The 2024 Tamil biographical film Amaran depicts the life and military service of Major Mukund Varadarajan, who served with 44 Rashtriya Rifles.

==Funding==
Until 1997, the Rashtriya Rifles was funded by the Ministry of Home Affairs (MHA), as internal security fell under its jurisdiction, despite the force being drawn from existing Indian Army regiments. Beginning with the 1998–99 financial year, the Ministry of Defence began allocating separate funds for the Rashtriya Rifles under the Army's demands for grants.

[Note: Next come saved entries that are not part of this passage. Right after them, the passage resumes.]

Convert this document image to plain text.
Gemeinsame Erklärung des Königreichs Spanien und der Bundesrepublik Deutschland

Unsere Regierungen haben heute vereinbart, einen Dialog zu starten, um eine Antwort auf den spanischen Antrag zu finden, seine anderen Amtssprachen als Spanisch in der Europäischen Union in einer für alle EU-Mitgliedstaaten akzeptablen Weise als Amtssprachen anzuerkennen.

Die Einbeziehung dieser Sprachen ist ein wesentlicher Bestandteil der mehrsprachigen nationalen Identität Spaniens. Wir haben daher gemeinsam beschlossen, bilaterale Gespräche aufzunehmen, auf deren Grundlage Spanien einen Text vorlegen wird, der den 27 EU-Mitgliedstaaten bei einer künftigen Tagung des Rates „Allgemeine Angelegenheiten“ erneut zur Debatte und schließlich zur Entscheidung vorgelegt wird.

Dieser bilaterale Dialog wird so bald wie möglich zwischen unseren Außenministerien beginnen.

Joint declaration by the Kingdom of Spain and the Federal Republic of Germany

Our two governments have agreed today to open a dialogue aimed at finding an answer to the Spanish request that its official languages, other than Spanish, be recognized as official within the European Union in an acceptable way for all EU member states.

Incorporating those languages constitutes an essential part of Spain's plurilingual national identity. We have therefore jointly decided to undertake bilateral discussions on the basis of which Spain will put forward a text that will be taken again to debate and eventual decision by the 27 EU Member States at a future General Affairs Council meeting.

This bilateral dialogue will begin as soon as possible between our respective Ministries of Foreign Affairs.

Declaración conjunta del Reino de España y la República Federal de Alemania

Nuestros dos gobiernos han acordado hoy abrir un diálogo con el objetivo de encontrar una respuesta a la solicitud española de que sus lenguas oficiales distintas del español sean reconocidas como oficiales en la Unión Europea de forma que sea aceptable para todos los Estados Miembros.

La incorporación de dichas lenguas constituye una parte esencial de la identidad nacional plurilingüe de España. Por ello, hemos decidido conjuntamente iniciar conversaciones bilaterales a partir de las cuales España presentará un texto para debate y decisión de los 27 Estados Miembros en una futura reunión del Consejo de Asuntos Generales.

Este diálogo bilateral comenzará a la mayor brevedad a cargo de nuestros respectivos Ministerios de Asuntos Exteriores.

The Rashtriya Rifles continues to have a separately identified allocation within the Ministry of Defence's Defence Services (Revenue) budget. Government budget documents recorded actual expenditure of ₹9729.94 crore in 2024–25. The budget estimate for 2025–26 was ₹11290 crore, subsequently revised to ₹10599.42 crore. For 2026–27, the Government of India budgeted ₹12052.59 crore for the Rashtriya Rifles.

===Modernisation===
In May 2026, the Indian Army initiated a procurement process for 159 bullet-proof troop carriers for Rashtriya Rifles battalions, sector headquarters and force headquarters deployed in Jammu and Kashmir and Ladakh. The planned vehicles are intended to provide protected mobility in difficult and mountainous terrain and are required to operate at altitudes of up to 5000 m.